Responding to McMillan, Minnis said: “Well you would have that very soon, as I am certain that they are waiting to hear what I’m going to say on Monday. Be it in parliament or national address, but I would address that nationally because under no circumstance would we place the nation at risk.”
He continued: “What needs to be done will be done and one thing the Bahamian public has to appreciate is that the decisions the government make, the decisions I make, are based on accuracy and analysis.
“It’s not based on emotion, it’s not based on how I feel or politics. It’s strictly data and accuracy and I think the whole Bahamas understands that and they appreciate you for what you are doing.”

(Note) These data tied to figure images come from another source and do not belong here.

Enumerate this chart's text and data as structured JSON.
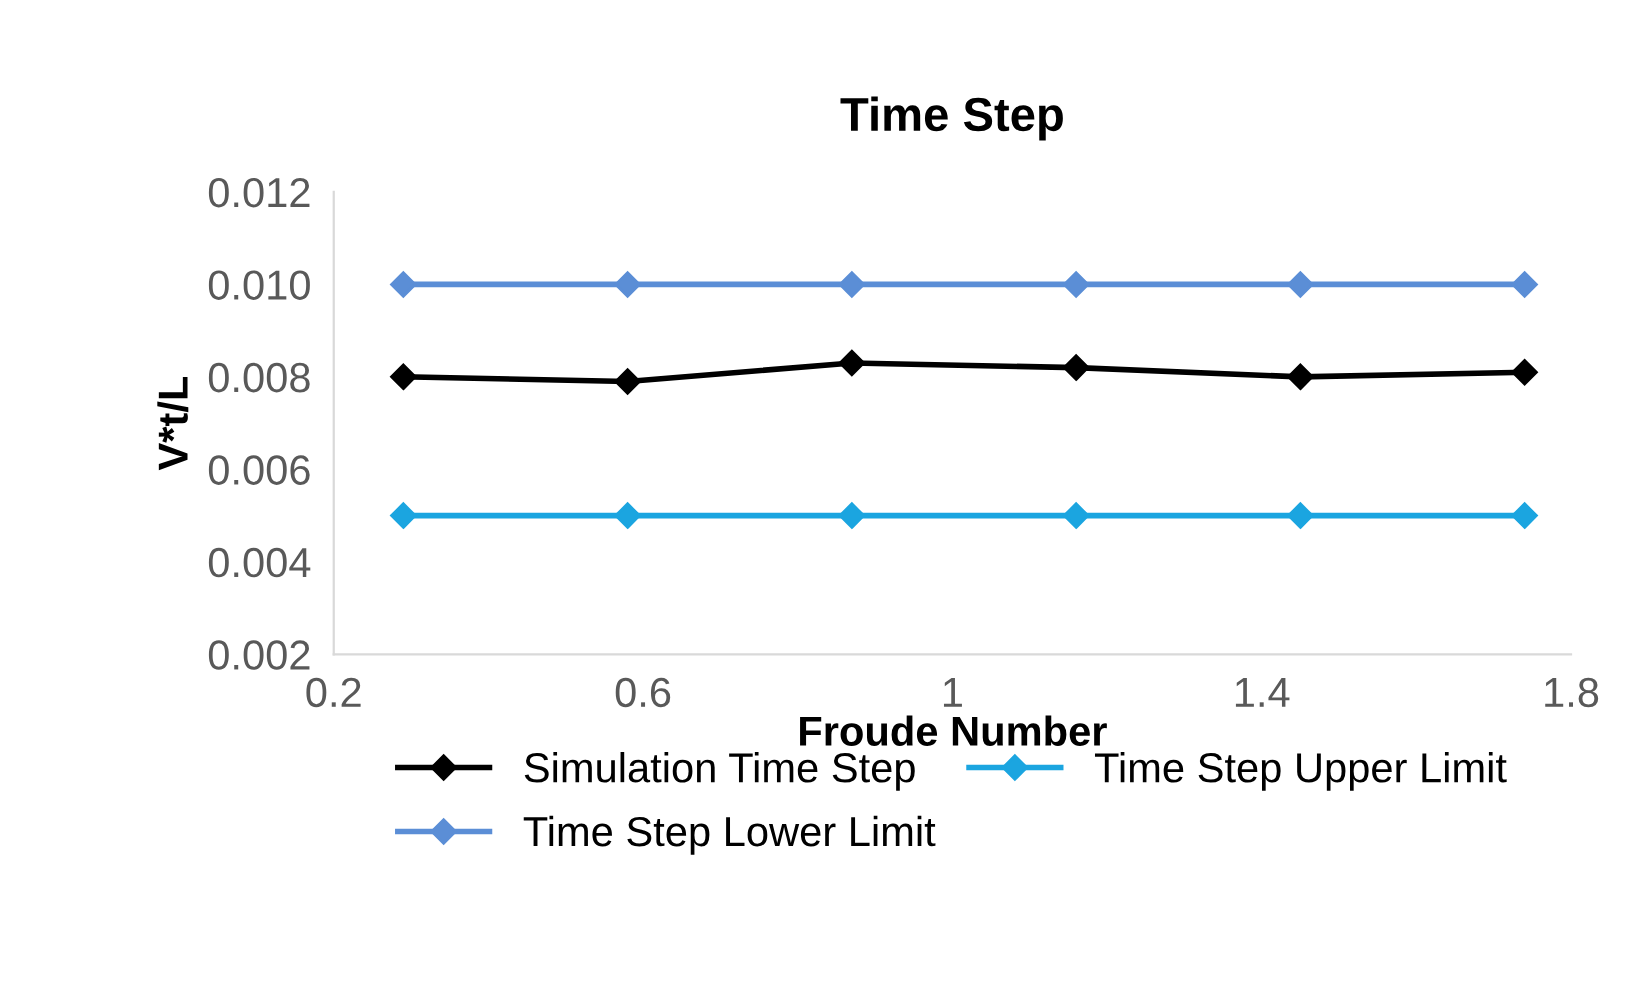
{
  "chart_data": {
    "type": "line",
    "title": "Time Step",
    "xlabel": "Froude Number",
    "ylabel": "V*t/L",
    "x": [
      0.29,
      0.58,
      0.87,
      1.16,
      1.45,
      1.74
    ],
    "series": [
      {
        "name": "Simulation Time Step",
        "color": "#000000",
        "values": [
          0.008,
          0.0079,
          0.0083,
          0.0082,
          0.008,
          0.0081
        ]
      },
      {
        "name": "Time Step Lower Limit",
        "color": "#5b8ed6",
        "values": [
          0.01,
          0.01,
          0.01,
          0.01,
          0.01,
          0.01
        ]
      },
      {
        "name": "Time Step Upper Limit",
        "color": "#1ba5e0",
        "values": [
          0.005,
          0.005,
          0.005,
          0.005,
          0.005,
          0.005
        ]
      }
    ],
    "xlim": [
      0.2,
      1.8
    ],
    "xticks": [
      0.2,
      0.6,
      1,
      1.4,
      1.8
    ],
    "ylim": [
      0.002,
      0.012
    ],
    "yticks": [
      {
        "value": 0.002,
        "label": "0.002"
      },
      {
        "value": 0.004,
        "label": "0.004"
      },
      {
        "value": 0.006,
        "label": "0.006"
      },
      {
        "value": 0.008,
        "label": "0.008"
      },
      {
        "value": 0.01,
        "label": "0.010"
      },
      {
        "value": 0.012,
        "label": "0.012"
      }
    ],
    "grid": false,
    "legend": "bottom",
    "marker": "diamond",
    "line_style": "solid"
  }
}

At the close of the live broadcast, the prime minister jokingly asks Dahl-Regis if it would be ok for him to take his grandson, who lives with him, out to play basketball.
Minnis explains his grandson lives with him, so the contact sport should not present a significant risk.
Dahl-Regis said: “Assuming that you’re negative.”
“Your assumption is correct,” Minnis replied as the room erupts in laughter.